Я закрыл за ним дверь, вернулся в комнату, сел на диван и вздохнул. Эх, Славик, Славик! Ты даже не представляешь, насколько ты прав. Ты даже не подозреваешь, насколько ты проницателен.
За своим поведением нужно будет внимательно следить. Чтобы несоответствие моей внешней оболочки с изменившимся внутренним содержанием как-то поменьше бросалось в глаза. Как это, все-таки, тяжело, имея сознание и разум взрослого человека, изображать из себя тринадцатилетнего пацана.
Глава вторая
На следующее утро я оделся в школьную форму, перекинул сумку через плечо, и пошел в школу.
Мне очень сложно описать свои чувства в этот момент. Они были какими-то необычными. И в этом не было ничего удивительного. Разве можно считать обыденным, когда вдруг оказываешься в далеком прошлом, снова становишься ребенком, снова видишь своих знакомых такими, какими они были раньше, и при этом знаешь их дальнейшую судьбу? Я до сих пор не мог окончательно поверить, что все это происходит наяву, и что все это мне не снится.

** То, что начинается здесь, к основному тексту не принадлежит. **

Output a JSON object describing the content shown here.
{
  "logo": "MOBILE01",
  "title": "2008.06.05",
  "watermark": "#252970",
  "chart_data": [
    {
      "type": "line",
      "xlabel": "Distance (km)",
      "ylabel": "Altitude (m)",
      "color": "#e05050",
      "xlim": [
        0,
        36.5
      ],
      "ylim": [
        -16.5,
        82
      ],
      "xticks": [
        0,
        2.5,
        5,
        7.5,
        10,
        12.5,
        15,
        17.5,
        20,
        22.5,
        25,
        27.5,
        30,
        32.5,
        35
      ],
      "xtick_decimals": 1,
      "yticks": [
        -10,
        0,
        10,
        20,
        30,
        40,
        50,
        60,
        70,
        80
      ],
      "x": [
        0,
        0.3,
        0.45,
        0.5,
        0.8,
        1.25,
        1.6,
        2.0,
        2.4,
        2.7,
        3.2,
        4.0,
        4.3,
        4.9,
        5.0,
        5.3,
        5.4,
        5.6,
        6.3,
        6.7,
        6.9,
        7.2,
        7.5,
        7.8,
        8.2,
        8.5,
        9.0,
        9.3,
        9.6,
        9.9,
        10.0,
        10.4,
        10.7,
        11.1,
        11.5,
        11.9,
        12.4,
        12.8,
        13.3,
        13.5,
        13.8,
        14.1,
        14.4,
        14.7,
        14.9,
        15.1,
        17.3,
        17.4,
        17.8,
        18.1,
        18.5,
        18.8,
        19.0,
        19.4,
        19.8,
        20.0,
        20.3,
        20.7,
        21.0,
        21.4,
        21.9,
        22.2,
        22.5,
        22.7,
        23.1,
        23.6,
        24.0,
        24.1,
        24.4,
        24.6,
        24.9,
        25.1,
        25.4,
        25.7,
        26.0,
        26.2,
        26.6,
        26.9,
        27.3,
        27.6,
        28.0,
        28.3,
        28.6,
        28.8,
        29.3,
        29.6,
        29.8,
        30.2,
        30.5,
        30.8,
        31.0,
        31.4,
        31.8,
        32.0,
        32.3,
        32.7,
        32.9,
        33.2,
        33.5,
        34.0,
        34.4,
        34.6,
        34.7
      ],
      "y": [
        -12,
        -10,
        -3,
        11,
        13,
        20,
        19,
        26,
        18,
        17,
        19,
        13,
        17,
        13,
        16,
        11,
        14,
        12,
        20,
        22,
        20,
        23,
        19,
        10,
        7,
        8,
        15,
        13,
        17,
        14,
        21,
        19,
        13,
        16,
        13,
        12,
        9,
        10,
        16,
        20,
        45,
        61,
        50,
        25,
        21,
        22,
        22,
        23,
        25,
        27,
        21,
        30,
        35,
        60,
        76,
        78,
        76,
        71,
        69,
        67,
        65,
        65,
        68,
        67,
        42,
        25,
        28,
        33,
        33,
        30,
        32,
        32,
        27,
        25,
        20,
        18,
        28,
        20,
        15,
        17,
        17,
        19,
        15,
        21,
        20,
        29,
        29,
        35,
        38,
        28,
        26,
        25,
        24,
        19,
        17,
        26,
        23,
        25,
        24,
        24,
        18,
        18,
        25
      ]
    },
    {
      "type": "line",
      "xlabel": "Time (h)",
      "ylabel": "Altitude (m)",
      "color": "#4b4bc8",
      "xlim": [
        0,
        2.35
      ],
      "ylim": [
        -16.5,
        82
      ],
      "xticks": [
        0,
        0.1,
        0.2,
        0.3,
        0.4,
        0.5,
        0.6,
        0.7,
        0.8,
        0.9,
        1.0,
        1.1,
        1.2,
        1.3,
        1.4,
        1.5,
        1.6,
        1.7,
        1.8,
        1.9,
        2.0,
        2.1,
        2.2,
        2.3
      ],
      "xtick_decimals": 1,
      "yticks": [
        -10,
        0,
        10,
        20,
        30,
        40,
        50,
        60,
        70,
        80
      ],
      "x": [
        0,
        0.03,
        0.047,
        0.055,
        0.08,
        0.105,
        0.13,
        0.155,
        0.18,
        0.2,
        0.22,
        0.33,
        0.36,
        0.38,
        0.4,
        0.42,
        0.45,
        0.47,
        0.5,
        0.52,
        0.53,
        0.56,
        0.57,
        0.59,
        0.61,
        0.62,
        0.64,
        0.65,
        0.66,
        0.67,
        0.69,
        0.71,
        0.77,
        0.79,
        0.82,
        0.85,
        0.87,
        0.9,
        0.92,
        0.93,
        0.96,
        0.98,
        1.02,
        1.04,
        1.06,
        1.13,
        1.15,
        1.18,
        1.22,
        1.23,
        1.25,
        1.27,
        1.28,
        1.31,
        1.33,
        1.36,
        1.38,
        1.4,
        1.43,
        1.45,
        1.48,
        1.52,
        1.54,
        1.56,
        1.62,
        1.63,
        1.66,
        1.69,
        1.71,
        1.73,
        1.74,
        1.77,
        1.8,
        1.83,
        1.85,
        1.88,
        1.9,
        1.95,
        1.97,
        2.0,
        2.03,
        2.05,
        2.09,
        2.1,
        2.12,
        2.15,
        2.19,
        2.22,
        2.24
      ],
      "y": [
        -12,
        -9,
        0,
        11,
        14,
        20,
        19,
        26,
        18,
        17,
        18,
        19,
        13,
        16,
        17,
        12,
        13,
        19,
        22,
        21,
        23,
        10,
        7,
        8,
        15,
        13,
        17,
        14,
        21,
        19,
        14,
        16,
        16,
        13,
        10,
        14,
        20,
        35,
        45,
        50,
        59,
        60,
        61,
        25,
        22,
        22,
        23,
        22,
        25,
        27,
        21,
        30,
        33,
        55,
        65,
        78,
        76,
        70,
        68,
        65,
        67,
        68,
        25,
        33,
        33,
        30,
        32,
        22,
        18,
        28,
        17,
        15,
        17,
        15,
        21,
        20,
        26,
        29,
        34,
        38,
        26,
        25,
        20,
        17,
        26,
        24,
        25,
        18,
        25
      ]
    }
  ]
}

Самым трудным для меня оказалось настроиться на то время, в которое я переместился. Воспринимать его не как далекое прошлое, а как настоящее. Все утро я пытался внушить себе, что я как жил, так до сих пор и живу в 1977 году. Что никакого возвращения в прошлое у меня не было, и что вся моя прежняя жизнь — это всего-навсего сон. Увы, но мой разум плохо поддавался такому аутотренингу.
Как я ни старался по дороге в школу не смотреть по сторонам, однако все же не удержался от того, чтобы не бросать взгляды на встречавшихся мне людей. Среди них было столько знакомых лиц! Кого-то из них я видел лишь в детстве, а после уже не встречал. А кто-то, наоборот, отложился в моей памяти уже в более зрелом возрасте. Я даже не предполагал, что мог встречать их раньше. Вот, например, эта девочка с красным бантом и косичкой очень напоминала мне операционистку отделения Сбербанка, куда я заходил оплачивать коммунальные услуги. Она работала там уже лет десять, и успела мне примелькаться. Неужели это она в детстве? А вон тот высокий парень, старшеклассник, станет преподавателем в сельскохозяйственном институте, где я учился. Студенты его не любили. Он был очень вредный, въедливый и занудистый. Не зря же ему дали кличку "Червяк".
Как это, все-таки, странно, вспоминать о людях в прошедшем времени, когда для них самих оно не прошлое, а только будущее.
Смотреть на знакомые лица было до того занимательно, что я забыл о всякой осторожности, и не скрывал своего пристального взгляда. Некоторые его ощущали и оборачивались. Девочка с косичкой, та самая будущая операционистка банка, посмотрев на меня, прыснула. Видимо, она восприняла мой интерес к своей персоне как-то по-своему, и чем-то иным, нежели простое любопытство.
Нет, так привлекать к себе внимание нельзя. Нужно себя сдерживать. Я стиснул зубы, опустил глаза вниз, и, старательно не глядя по сторонам, зашагал дальше.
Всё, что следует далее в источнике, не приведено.